Ontology class: http://ontology.naas.ai/abi/document/File

  • Data fields (Pydantic):
    • file_path: Optional[str] = "unknown"
    • file_name: Optional[str] = "unknown"
    • mime_type: Optional[str] = "unknown"
    • file_size_bytes: Optional[int]
    • created_time: Optional[datetime.datetime]
    • modified_time: Optional[datetime.datetime]
    • accessed_time: Optional[datetime.datetime]
    • permissions: Optional[str] = "unknown"
    • encoding: Optional[str] = "unknown"
    • sha256: Optional[str] = "unknown"
    • label: str (required)
    • created: Optional[datetime.datetime] = datetime.datetime.now()
    • creator: Optional[Any] = os.environ.get("USER")
  • Object properties (treated as IRIs in RDF):
    • derivedFrom: Optional[List[Union[File, rdflib.URIRef, str]]] = ["http://ontology.naas.ai/abi/unknown"]
    • embodies: Optional[List[Union[Document, rdflib.URIRef, str]]] = ["http://ontology.naas.ai/abi/unknown"]
    • processedBy: Optional[List[Union[Processor, rdflib.URIRef, str]]] = ["http://ontology.naas.ai/abi/unknown"]

class Document(RDFEntity)

Ontology class: http://ontology.naas.ai/abi/document/Document

  • Data fields:
    • sha256: Optional[str] = "unknown"
    • label: str (required)
    • created: Optional[datetime.datetime] = datetime.datetime.now()
    • creator: Optional[Any] = os.environ.get("USER")
  • Object properties:
    • isEmbodiedIn: Optional[List[Union[File, rdflib.URIRef, str]]] = ["http://ontology.naas.ai/abi/unknown"]

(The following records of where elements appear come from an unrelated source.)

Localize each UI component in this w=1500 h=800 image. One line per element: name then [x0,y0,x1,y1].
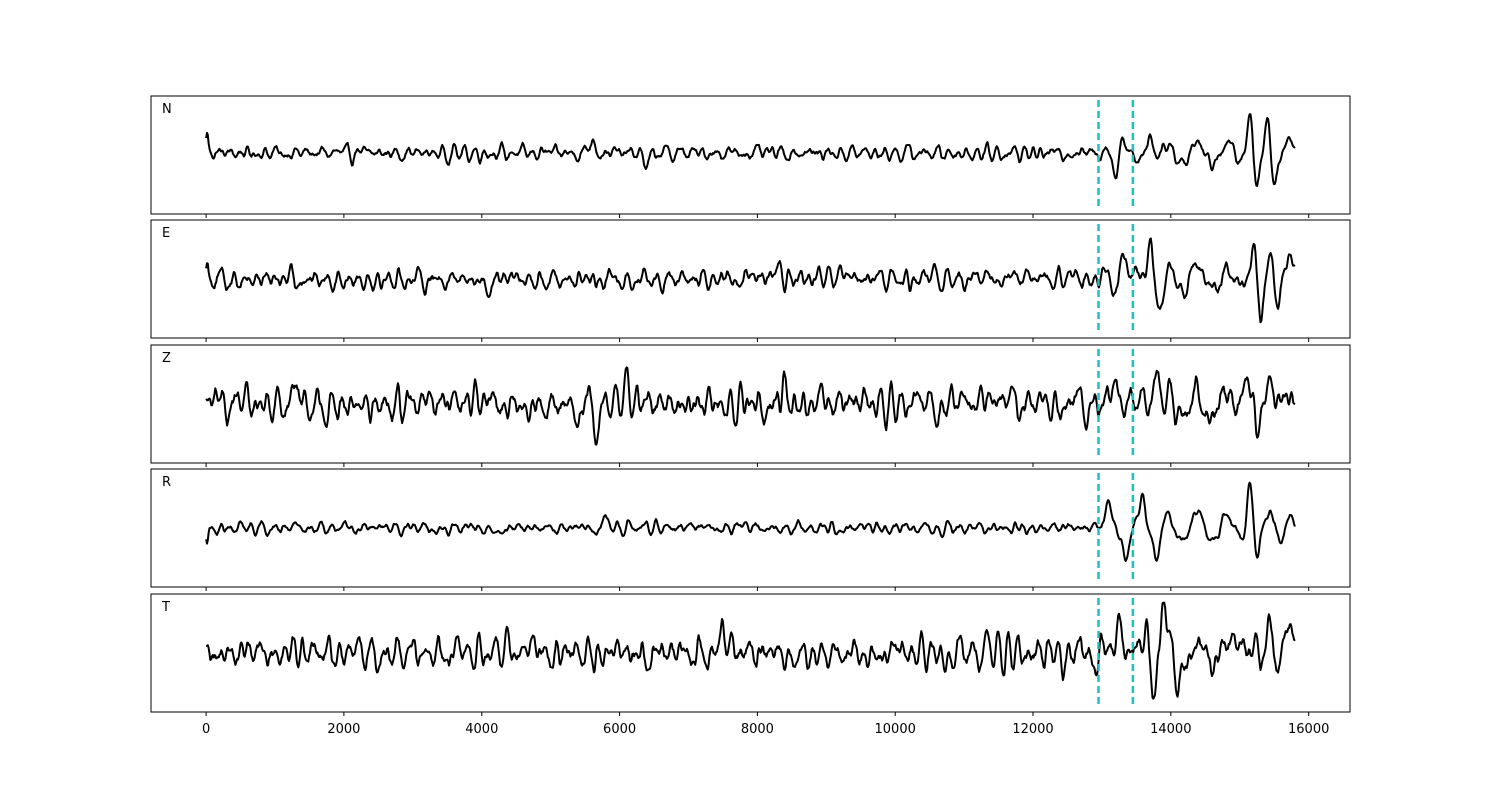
x-tick-label: 4000 [465,722,498,737]
x-tick-label: 6000 [603,722,636,737]
trace-t [206,601,1296,700]
x-tick-label: 8000 [741,722,774,737]
x-tick-label: 16000 [1288,722,1329,737]
panel-e-frame [150,219,1351,339]
channel-label-z: Z [162,351,171,366]
trace-r [205,481,1296,562]
x-tick-label: 2000 [327,722,360,737]
panel-n-frame [150,95,1351,215]
panel-e: E [150,219,1351,342]
panel-t-ticks [205,712,1310,716]
trace-e [205,237,1296,324]
panel-e-ticks [205,338,1310,342]
panel-z-trace-layer [205,349,1310,467]
panel-n: N [150,95,1351,218]
x-axis: 0 2000 4000 6000 8000 10000 12000 14000 16000 [202,722,1329,737]
panel-n-trace-layer [205,100,1310,218]
trace-z [205,366,1296,446]
channel-label-t: T [161,600,170,615]
panel-z: Z [150,344,1351,467]
trace-n [205,113,1296,187]
panel-t: T [150,593,1351,716]
x-tick-label: 14000 [1150,722,1191,737]
x-tick-label: 12000 [1012,722,1053,737]
x-tick-label: 0 [202,722,210,737]
panel-e-trace-layer [205,224,1310,342]
panel-n-ticks [205,214,1310,218]
panel-z-ticks [205,463,1310,467]
panel-t-trace-layer [205,598,1310,716]
panel-r-frame [150,468,1351,588]
channel-label-n: N [162,102,172,117]
channel-label-r: R [162,475,171,490]
panel-z-frame [150,344,1351,464]
x-tick-label: 10000 [875,722,916,737]
panel-r-trace-layer [205,473,1310,591]
panel-r-ticks [205,587,1310,591]
panel-r: R [150,468,1351,591]
channel-label-e: E [162,226,170,241]
panel-t-frame [150,593,1351,713]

class Processor(RDFEntity)

Ontology class: http://ontology.naas.ai/abi/document/Processor

  • Data fields:
    • label: str (required)
    • created: Optional[datetime.datetime] = datetime.datetime.now()
    • creator: Optional[Any] = os.environ.get("USER")

Configuration/Dependencies

  • Dependencies:
    • pydantic.BaseModel, pydantic.Field, pydantic.ValidationError
    • rdflib.Graph, rdflib.Literal, rdflib.Namespace, rdflib.URIRef
    • rdflib.namespace constants: OWL, RDF, RDFS, XSD
  • Namespace configuration:
    • Default URI namespace for new instances: RDFEntity._namespace = "http://ontology.naas.ai/abi/"
    • Override with RDFEntity.set_namespace("...")
  • SPARQL loading:
    • RDFEntity.from_iri() requires a query_executor callable (set per-call or via set_query_executor).
    • Optional graph_name scopes the query to GRAPH <graph_name> { ... }.

Usage

Create entities and serialize to RDF

from naas_abi_marketplace.domains.document.ontologies.modules.DocumentOntology import (
File, Document, Processor
)

doc = Document(label="Invoice #123")
proc = Processor(label="OCR Pipeline")
f = File(label="invoice.pdf", embodies=[doc], processedBy=[proc])

g = f.rdf()
print(g.serialize(format="turtle"))

Load an entity from an IRI (requires SPARQL executor)

from naas_abi_marketplace.domains.document.ontologies.modules.DocumentOntology import File

def exec_sparql(query: str):
# Return an iterable of rows where row["p"] and row["o"] (or attributes p/o) exist.
# This is a placeholder; integrate with your SPARQL client.
return []

File.set_query_executor(exec_sparql)
loaded = File.from_iri("http://example.org/resource/file-1")
print(loaded._uri, loaded.label)

Caveats

  • label is required on File, Document, and Processor; from_iri() will synthesize it from the IRI only if missing in query results.
  • from_iri() rejects IRIs (and graph_name) containing angle brackets (<, >).
  • Object properties in from_iri() are coerced to string IRIs (not automatically instantiated as RDFEntity objects).
  • Some fields default to values at import/instantiation time:
    • created defaults to datetime.datetime.now() at model creation time (as written).
    • creator defaults to os.environ.get("USER").